We somehow managed to make it back to the Doi Pui viewpoint just as the sun was setting. Full of people and completely silent, taking in the landscape--the valley and villages and ridges. That's when I heard my friend whisper over my shoulder, "Our timing is impeccable. We should become tour guides." And with that, the sun vanished behind the mountains wiping out the horizon. 

The road we took back wasn't the same as the one we took to get to Chang Kian. Facing the opposite direction with the sun low in the sky casting light at different angles across the jungle, it created an altogether different experience. 

Afterthoughts: 1. Google maps lie and 2. Paths do end and new ones are forged. Life will force us to stop and re-route us when necessary. I'd like to think my sakura dream was a premonition of things to come back then--impasses and pauses and freefalls into space where no ground exists and all possibilities extend out from the center of where I am. 

I am currently dreaming and forging new paths that may (or may not) lead me to roads and life experiences beyond Chiang Mai. Do you ever receive dreams as gateways to paths unseen in your waking life? Tell me your stories. 

Tuesday, February 28, 2023

Year of the Rabbit

You know it's going to be quite the year when you awake on New Year's Day to a cryptic message and a picture of a particular view. A clue to follow, a bit of intuitive guidance, and sheer determination lead you to him.

He takes you up a steep, narrow incline to visit a tucked away spirit house--the outside, weatherworn from wind and storms, the inside, full of incense ash and melted candles. You light an incense, walk down to the water's edge, and say a silent prayer. 

By the end of the day, you've made your way to a secluded, hidden beach cove where you write poetry about rocks and puzzles and the movement of water. A challenge to write about the mundane, the ordinary objects of our everyday world without incorporating flights imagination or secret metaphors, leads to new kinds of magic.


Blink and the Lunar New Year passes. Somewhere in the heart of Chiang Mai a small village awaits your arrival. In this village is a pastel game shop, a museum of colorful batik fabrics, a picturesque garden restaurant and café, and a library filled only with books on art and cooking. The Alice in Wonderland vibe is strong. It is the year of the rabbit after all.

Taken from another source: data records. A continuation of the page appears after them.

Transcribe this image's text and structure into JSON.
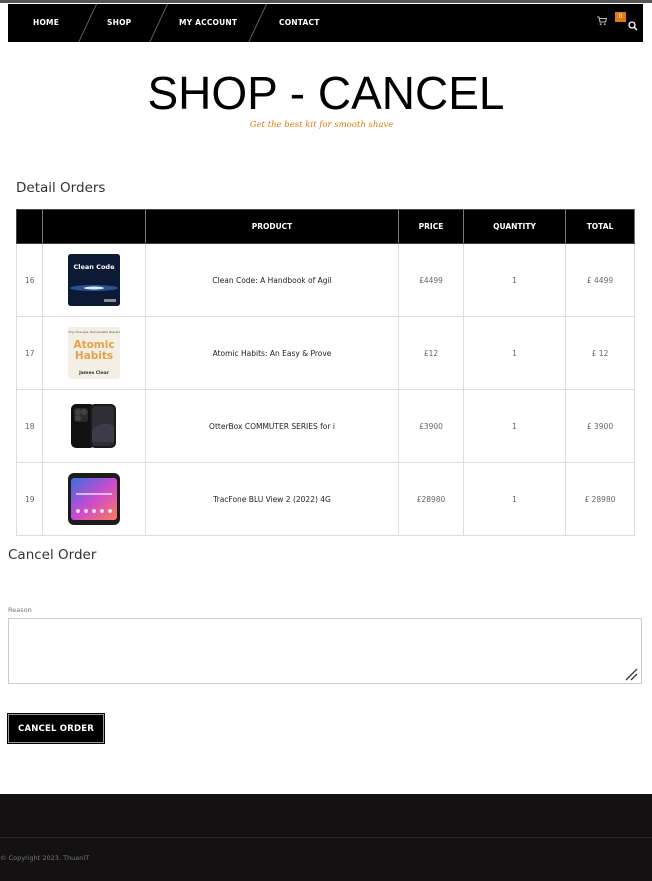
{
  "nav": {
    "items": [
      {
        "label": "HOME"
      },
      {
        "label": "SHOP"
      },
      {
        "label": "MY ACCOUNT"
      },
      {
        "label": "CONTACT"
      }
    ],
    "cart_count": "0",
    "icons": [
      "cart-icon",
      "search-icon"
    ]
  },
  "header": {
    "title": "SHOP - CANCEL",
    "subtitle": "Get the best kit for smooth shave"
  },
  "orders": {
    "heading": "Detail Orders",
    "columns": [
      "",
      "",
      "PRODUCT",
      "PRICE",
      "QUANTITY",
      "TOTAL"
    ],
    "rows": [
      {
        "id": "16",
        "product": "Clean Code: A Handbook of Agil",
        "price": "£4499",
        "quantity": "1",
        "total": "£ 4499",
        "thumb": "clean-code-book"
      },
      {
        "id": "17",
        "product": "Atomic Habits: An Easy & Prove",
        "price": "£12",
        "quantity": "1",
        "total": "£ 12",
        "thumb": "atomic-habits-book"
      },
      {
        "id": "18",
        "product": "OtterBox COMMUTER SERIES for i",
        "price": "£3900",
        "quantity": "1",
        "total": "£ 3900",
        "thumb": "iphone-case"
      },
      {
        "id": "19",
        "product": "TracFone BLU View 2 (2022) 4G",
        "price": "£28980",
        "quantity": "1",
        "total": "£ 28980",
        "thumb": "blu-phone"
      }
    ]
  },
  "cancel": {
    "heading": "Cancel Order",
    "reason_label": "Reason",
    "reason_value": "",
    "button_label": "CANCEL ORDER"
  },
  "thumb_text": {
    "clean_code": "Clean Code",
    "atomic_top": "Tiny Changes, Remarkable Results",
    "atomic_1": "Atomic",
    "atomic_2": "Habits",
    "atomic_author": "James Clear"
  },
  "footer": {
    "copyright": "© Copyright 2023. ThuanIT"
  },
  "colors": {
    "accent": "#e07a10",
    "nav_bg": "#000000",
    "footer_bg": "#131112"
  }
}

How far will you follow? Chase rabbits, sakura blossoms, and river swept shoes. Fall through holes, lament to flowers, heal through the surreal. 

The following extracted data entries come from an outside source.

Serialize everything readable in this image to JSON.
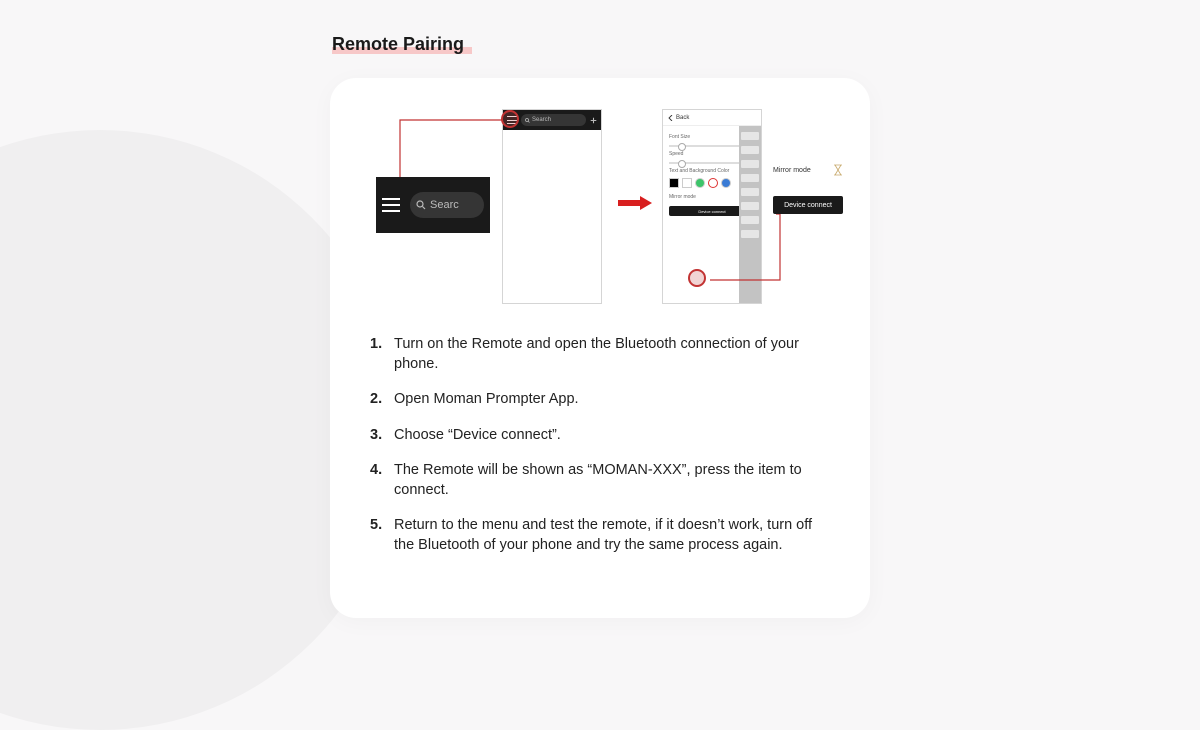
{
  "title": "Remote Pairing",
  "zoom": {
    "search_label": "Searc"
  },
  "phone1": {
    "search_label": "Search"
  },
  "phone2": {
    "back": "Back",
    "font_size_label": "Font Size",
    "speed_label": "Speed",
    "text_bg_label": "Text and Background Color",
    "mirror_label": "Mirror mode",
    "device_connect": "Device connect"
  },
  "callout_right": {
    "mirror": "Mirror mode",
    "device_connect": "Device connect"
  },
  "steps": [
    "Turn on the Remote and open the Bluetooth connection of your phone.",
    "Open Moman Prompter App.",
    "Choose “Device connect”.",
    "The Remote will be shown as “MOMAN-XXX”, press the item to connect.",
    "Return to the menu and test the remote, if it doesn’t work, turn off the Bluetooth of your phone and try the same process again."
  ]
}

Blink again and it's February. Friends leave the city and others arrive. You're just home from an evening of hunting down a specific brand of champagne when a message comes through. White Rabbit? At the entrance you wait for him. From here, he leads you through a surreal, maze like abandoned warehouse of tattered toys and cluttered rooms to the tiny, dim speakeasy. You cross the threshold into the classy, dreamlike atmosphere. The door shuts behind you, a clear divide between two worlds.


Are you, dear reader, following the rabbit this year? Where has it led you so far?